Ada beberapa pos yang statusnya ditingkatkan. Dari semula kolonel menjadi bintang satu. Bintang satu menjadi bintang dua, dan bintang dua menjadi bintang tiga.
Saat ini ada sekitar 500 perwira menengah TNI yang tidak mempunyai jabatan. Terbanyak di TNI AD. Mereka kata pegamat militer Salim Said diparkir di lantai 8 Mabes TNI AD.

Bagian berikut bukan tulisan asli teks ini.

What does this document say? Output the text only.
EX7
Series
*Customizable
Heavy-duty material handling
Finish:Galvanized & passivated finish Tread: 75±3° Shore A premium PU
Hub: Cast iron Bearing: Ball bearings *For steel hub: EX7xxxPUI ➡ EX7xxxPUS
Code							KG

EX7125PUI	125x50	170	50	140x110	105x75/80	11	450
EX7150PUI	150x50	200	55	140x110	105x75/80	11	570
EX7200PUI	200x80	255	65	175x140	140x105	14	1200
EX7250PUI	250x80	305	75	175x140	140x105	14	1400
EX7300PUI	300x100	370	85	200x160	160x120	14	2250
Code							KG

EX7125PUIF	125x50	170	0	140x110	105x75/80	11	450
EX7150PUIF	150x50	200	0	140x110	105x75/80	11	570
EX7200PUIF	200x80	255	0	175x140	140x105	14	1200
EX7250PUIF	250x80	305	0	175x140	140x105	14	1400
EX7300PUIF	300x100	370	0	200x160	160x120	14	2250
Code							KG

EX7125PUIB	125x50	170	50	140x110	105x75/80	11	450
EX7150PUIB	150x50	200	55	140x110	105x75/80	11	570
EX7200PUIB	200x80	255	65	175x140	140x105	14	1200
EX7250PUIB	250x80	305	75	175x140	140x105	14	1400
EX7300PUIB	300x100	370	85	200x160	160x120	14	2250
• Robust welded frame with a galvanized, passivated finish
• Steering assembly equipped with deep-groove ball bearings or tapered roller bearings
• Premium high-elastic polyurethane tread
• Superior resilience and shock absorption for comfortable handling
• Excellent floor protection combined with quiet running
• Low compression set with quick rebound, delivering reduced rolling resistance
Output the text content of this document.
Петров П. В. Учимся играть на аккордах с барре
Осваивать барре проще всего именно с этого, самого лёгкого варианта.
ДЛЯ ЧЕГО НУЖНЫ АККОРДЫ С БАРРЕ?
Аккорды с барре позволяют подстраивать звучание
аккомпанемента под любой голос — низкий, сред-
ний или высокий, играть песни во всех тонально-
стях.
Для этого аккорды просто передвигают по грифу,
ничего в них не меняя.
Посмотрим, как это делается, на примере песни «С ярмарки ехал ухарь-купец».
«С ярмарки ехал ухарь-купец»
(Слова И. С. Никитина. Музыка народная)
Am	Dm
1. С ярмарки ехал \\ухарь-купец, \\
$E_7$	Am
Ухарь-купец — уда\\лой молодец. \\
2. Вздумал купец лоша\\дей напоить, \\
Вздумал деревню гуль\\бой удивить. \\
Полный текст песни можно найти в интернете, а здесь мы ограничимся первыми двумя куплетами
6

Restrukturisasi dan penambahan jabatan jenderal itu masih belum mencukupi. Pemerintah berencana menempatkan mereka di 15 kementerian, departemen dan lembaga negara lainnya.
“Mudah-mudahan dari 500 orang perwira tanpa jabatan itu bisa berkurang menjadi 150-200 orang,” ujar Panglima TNI Hadi Tjahjanto.
Rencana pemerintah itu segera mengundang protes dari koalisi masyarakat sipil. Puluhan lembaga dan perorangan sejak pekan lalu menggalang sebuah petisi online. Sampai hari Ahad (24/2) sudah lebih dari 10.000 orang yang menandatangani.
Di media sosial keberatan atas rencana pemerintah itu juga bergema sangat nyaring. Menariknya kluster terbesar penolakan terhadap isu itu berasal dari pendukung paslon Prabowo-Sandi. Sementara penolakan dari paslon pendukung Jokowi-Ma’ruf hanya satu dua orang saja.
Dua partai yang didirikan oleh jenderal, Gerindra dan Demokrat juga menentang keras rencana ini. Fakta ini sungguh ironis mengingat latar belakang masing-masing paslon. Jokowi berlatar belakang sipil. Sebaliknya Prabowo berlatar belakang militer.
Banyak kecurigaan Dwifungsi model baru ini merupakan strategi Jokowi merangkul dan memenangkan dukungan dari kalangan militer. Sebelumnya Jokowi juga sudah menaikkan tunjangan jabatan untuk bintara pembina desa (Babinsa) TNI menjadi setara dengan bintara pembina keamanan dan ketertiban (Babinkamtibmas) Polri.
Pada masa Orde Baru, Babinsa adalah mesin politik yang sangat efektif mendukung kekuasaan. Melalui peran teritorial ABRI, tangan-tangan politik pemerintah menjangkau sampai ke desa-desa.
Sejauh ini Jokowi sudah sangat berhasil mengendalikan dan meraih dukungan dari internal Polri. Polri sangat efektif menjadi alat untuk menekan lawan politik pemerintah.